The machine took me once to a place where I could have run off of the edge of the world. The land like a disc in the darkness, sand and gravel slipping into the void from the deserts’ extremities. And as I ran towards the edge the dust and gravel kicked up behind me, so that I could barely stop as I reached the drop, faced with the endless abyss, and watching the dust overtake me into the night. Instead of jumping I laid down over the edge, and looked underneath. Only dust, only yellow, and gravel, and dirt, another identical plane of desert. And the fragments of the machine cracking the surface, and the whirring of the universe growing louder in my ears.

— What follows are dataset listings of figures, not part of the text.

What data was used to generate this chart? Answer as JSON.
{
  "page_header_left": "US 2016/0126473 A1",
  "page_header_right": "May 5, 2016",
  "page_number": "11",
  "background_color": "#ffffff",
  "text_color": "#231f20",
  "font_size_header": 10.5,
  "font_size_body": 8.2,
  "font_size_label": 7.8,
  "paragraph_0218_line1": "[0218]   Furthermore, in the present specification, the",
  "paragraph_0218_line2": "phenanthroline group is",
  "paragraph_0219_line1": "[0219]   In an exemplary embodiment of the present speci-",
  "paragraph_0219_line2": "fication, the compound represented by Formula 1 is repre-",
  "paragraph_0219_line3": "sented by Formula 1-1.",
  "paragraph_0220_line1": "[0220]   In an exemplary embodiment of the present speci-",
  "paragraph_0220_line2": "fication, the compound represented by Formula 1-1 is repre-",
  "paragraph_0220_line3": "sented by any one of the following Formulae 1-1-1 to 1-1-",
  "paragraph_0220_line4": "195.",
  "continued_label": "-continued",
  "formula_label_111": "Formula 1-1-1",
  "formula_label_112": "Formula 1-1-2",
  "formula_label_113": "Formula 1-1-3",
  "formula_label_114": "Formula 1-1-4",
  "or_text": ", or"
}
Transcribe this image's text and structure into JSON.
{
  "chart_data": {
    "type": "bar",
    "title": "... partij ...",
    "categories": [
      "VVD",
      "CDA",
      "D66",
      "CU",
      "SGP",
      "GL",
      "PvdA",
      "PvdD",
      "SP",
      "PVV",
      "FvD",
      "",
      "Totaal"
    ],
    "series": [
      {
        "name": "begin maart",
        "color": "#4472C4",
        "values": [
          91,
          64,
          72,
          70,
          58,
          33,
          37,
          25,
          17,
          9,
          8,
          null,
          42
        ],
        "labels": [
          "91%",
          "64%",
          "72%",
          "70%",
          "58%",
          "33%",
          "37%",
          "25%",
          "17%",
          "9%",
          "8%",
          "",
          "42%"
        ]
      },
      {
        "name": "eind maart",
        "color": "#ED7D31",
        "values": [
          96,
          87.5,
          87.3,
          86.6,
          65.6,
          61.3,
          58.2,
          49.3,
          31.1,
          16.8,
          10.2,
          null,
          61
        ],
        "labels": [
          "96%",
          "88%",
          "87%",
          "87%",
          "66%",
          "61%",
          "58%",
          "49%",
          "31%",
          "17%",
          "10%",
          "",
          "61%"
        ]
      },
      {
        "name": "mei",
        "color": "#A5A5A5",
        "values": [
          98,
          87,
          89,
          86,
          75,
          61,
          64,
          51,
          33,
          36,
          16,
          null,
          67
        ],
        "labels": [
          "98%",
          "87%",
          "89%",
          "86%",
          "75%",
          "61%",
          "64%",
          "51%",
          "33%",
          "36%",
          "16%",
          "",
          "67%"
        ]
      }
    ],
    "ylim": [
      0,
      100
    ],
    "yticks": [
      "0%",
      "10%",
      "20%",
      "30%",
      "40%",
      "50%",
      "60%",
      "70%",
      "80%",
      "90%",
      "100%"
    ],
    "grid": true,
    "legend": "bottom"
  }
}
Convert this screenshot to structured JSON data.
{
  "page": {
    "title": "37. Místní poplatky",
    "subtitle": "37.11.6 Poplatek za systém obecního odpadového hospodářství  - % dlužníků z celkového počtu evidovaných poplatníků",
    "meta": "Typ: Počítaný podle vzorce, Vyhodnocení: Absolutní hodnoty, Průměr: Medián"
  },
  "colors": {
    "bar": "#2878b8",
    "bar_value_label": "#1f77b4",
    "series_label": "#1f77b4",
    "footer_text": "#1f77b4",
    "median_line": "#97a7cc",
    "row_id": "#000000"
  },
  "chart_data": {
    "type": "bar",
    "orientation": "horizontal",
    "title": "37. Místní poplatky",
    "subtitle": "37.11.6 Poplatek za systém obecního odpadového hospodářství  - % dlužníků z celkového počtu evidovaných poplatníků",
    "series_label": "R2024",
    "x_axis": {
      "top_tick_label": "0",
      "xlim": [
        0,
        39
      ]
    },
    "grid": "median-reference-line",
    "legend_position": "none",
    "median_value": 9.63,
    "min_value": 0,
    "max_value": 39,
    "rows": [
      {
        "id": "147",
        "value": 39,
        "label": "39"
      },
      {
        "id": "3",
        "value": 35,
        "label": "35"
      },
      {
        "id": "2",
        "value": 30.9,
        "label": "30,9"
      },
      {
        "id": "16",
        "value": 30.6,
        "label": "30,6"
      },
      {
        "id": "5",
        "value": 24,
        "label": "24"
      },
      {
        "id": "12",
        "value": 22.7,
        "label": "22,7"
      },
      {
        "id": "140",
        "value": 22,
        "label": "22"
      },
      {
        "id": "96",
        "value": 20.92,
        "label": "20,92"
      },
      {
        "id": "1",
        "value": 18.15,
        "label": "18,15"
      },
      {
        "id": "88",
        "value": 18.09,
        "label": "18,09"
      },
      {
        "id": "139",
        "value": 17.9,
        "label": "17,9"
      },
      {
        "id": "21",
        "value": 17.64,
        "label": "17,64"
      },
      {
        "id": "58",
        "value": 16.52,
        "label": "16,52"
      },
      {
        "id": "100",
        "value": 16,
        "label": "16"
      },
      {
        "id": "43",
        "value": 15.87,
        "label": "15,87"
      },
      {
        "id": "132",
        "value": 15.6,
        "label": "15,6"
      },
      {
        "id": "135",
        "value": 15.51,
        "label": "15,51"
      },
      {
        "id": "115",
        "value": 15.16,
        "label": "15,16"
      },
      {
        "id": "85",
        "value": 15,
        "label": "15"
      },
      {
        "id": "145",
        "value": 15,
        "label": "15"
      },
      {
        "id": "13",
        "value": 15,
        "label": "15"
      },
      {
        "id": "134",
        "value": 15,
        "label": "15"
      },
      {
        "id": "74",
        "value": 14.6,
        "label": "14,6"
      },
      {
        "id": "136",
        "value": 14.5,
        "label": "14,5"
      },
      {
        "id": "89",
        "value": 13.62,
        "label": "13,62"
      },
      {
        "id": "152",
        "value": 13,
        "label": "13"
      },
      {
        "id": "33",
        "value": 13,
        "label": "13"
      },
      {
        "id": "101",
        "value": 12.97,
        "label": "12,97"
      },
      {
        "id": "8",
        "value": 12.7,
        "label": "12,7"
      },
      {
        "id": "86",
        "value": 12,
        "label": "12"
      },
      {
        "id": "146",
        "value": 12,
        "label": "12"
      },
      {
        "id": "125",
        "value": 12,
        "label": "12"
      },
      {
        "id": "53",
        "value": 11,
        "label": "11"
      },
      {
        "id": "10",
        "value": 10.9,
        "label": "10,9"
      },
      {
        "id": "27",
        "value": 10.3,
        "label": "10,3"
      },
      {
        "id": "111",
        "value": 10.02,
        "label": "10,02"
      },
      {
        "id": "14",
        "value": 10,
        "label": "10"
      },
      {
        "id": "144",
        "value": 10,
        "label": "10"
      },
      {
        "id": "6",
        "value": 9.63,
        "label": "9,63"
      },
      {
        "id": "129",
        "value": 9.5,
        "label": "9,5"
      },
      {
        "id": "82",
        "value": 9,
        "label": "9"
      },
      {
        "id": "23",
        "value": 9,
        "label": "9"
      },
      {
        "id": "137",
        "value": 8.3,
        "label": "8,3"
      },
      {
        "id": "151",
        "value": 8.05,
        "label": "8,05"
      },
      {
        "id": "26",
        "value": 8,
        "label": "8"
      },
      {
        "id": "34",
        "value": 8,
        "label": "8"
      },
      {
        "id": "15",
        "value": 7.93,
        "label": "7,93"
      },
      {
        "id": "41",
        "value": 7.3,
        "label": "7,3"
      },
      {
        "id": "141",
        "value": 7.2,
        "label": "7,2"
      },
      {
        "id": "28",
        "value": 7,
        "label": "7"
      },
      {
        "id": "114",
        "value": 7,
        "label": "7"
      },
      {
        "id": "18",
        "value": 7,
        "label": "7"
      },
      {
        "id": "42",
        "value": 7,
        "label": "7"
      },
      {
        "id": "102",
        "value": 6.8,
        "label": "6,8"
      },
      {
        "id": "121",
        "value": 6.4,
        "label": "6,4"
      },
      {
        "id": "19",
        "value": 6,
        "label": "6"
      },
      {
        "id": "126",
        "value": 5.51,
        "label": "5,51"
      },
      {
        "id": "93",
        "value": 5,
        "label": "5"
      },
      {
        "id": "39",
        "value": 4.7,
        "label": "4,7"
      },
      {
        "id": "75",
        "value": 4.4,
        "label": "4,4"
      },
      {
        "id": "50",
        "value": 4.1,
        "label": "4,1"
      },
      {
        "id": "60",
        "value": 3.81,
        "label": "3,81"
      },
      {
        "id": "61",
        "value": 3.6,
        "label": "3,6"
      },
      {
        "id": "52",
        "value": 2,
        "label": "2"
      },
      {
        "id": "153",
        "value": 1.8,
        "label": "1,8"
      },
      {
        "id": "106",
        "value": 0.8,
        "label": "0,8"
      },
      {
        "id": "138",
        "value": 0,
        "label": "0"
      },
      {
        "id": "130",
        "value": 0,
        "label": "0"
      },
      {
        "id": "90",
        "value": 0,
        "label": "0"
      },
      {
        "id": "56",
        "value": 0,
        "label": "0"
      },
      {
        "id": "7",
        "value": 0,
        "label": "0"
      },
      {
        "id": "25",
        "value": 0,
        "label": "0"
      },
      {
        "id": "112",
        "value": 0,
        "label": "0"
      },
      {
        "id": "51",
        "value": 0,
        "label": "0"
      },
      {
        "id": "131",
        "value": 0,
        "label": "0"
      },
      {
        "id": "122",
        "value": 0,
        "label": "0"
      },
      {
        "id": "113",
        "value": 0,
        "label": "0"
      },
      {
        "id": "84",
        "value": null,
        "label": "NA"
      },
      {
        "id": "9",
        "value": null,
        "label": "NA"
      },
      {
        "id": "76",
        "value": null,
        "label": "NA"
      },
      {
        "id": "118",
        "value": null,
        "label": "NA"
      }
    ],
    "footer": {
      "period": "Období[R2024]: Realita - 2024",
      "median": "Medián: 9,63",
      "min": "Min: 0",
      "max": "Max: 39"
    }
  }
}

The final stop on our transcendental journey, the machine had transported me to a place where the red rain tasted like blood, and the skies wailed with the loss of their son. And I wailed too, cursing and falling onto the blue glass that I had come to know so well, the silver trees spinning upwards to thwart the heavens. And the son of the sky dead beneath their roots, and the spite of the Gods tumbling down to wage their war. And the pain, the burning love. And I had seen enough, I could no longer find something in these places. Just decay. And fire. And Hell. And nothing mattered. And I was tired. And I heard the churning grow louder and larger for the last time.
The machine of the universe, chugging and spluttering and churning, it had taken me away from myself, and into the great expanse of possible realities, each blinking in and out of existence, like subatomic particles that spontaneously explode into being, just to meet their counterpart and melt into annihilation less than a moment later. It all exists, or has at least the potential to, if only somebody were there to witness it. And that is what the machine did for me. It let me witness it, it let the realities exist, just because they could, just because the machine had the power to explore that great superposition of everything, existing in potential all at once, only needing a conscious witness to tear it into being.
And when I returned home, my dear friend, she asked me where I had been. And I told her I had seen it all, the mercilessness of the grand scheme, the beauty and the burning, the horror and the brilliance, revolving around each other forever.
And I wept, and I wept, and she held me in her arms. And this, this mattered more.